With the days that followed, Alec's mastery over the Black grew greater and greater. He could do almost anything with him. The savage fury of the unbroken stallion disappeared when he saw the boy. Alec rode him around the island and raced him down the beach, marveling at the giant strides and the terrific speed. Without realizing it, Alec was improving his horsemanship until he had reached the point where he was almost a part of the Black as they tore along.In my re-read of this book, the island scenes made the least sense to me. Based on that paragraph, how long do you think Alec spent on the island? Would you be boggled if I told you nineteen days? Remember, he didn't start riding the Black until a couple of days in. So let's say two weeks. TWO WEEKS for Alec to tame this wild horse and become a bareback riding master.

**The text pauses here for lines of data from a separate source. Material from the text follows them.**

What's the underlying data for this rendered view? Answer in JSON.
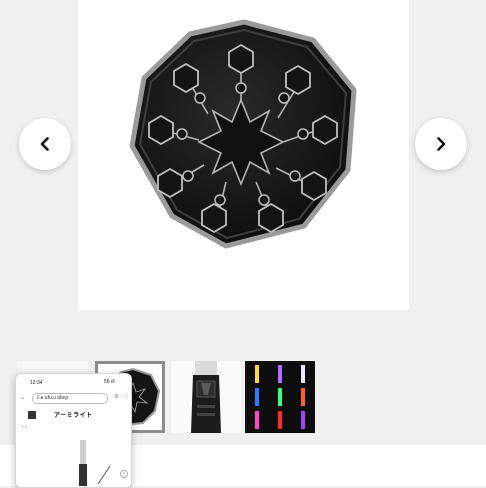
{
  "gallery": {
    "prev_icon": "chevron-left-icon",
    "next_icon": "chevron-right-icon",
    "thumbnails": [
      {
        "name": "thumb-phone-screenshot",
        "selected": false
      },
      {
        "name": "thumb-badge-closeup",
        "selected": true
      },
      {
        "name": "thumb-lightstick-grip",
        "selected": false
      },
      {
        "name": "thumb-color-variants",
        "selected": false
      }
    ]
  },
  "phone_preview": {
    "status_left": "12:34",
    "status_right": "56 ıll",
    "url": "ﾛ ▸ ufu.u  abcp",
    "tab_count": "3",
    "site_logo": "アーミライト"
  },
  "colors": {
    "page_bg": "#f0f0f0",
    "badge_metal": "#1a1a1a",
    "badge_rim": "#8e8e8e"
  }
}
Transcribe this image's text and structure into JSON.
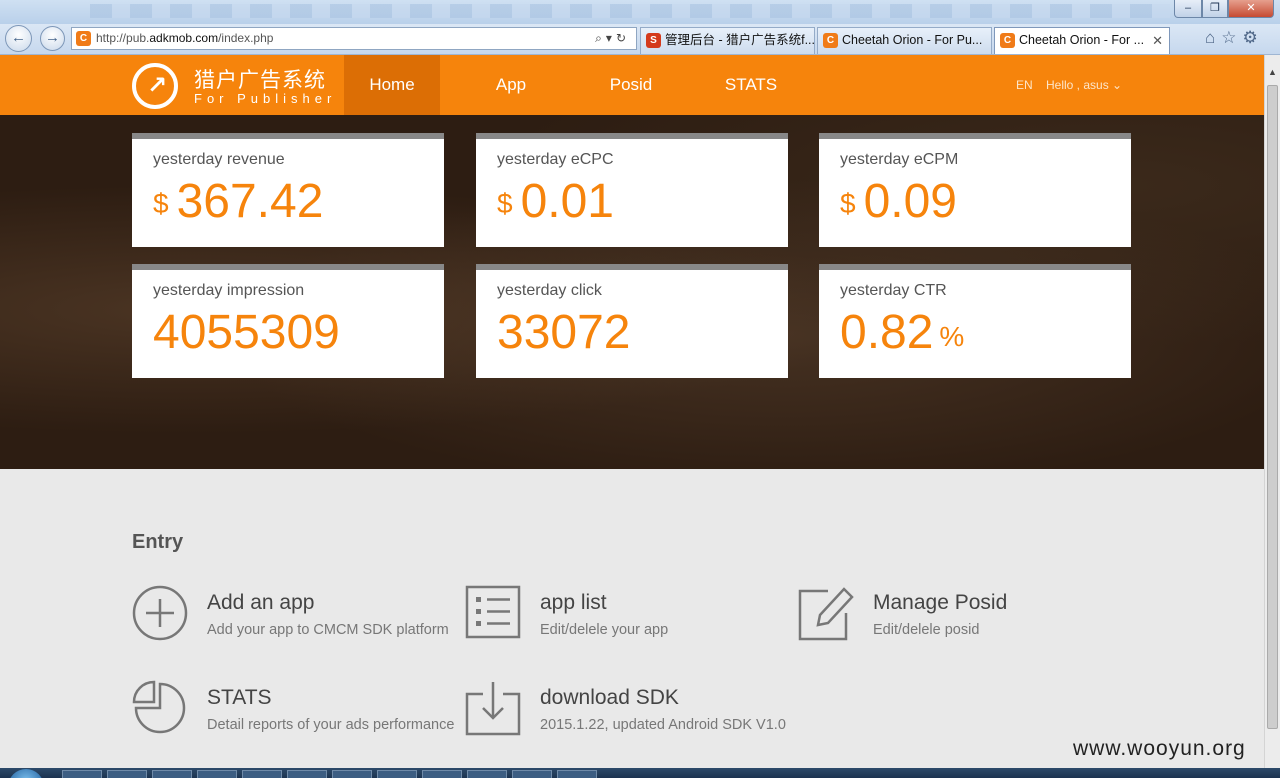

Then they're rescued, and can we talk about this for a second? I had totally forgotten that the ship that rescues them takes them to Rio de Janeiro first. An entirely different CONTINENT, you guys! And they send Alec's parents a message via radio and they get a telegram back: "Thank God you're safe. Cabling money to Rio de Janeiro. Hurry home. Love, Mother and Dad."
Alec's parents thought he died in a shipwreck and that is their response? Honestly, of everyone in this book, they are the most baffling. I realize that this is a YA book, of an era that had to write parents out in order for the kids to have adventures but WHAT? In fact, Alec's poor mother is basically full-on Stepford throughout this book. Despite being their only child, they're mildly puzzled that he returns and sort of quietly content, instead of ecstatic that he miraculously survived.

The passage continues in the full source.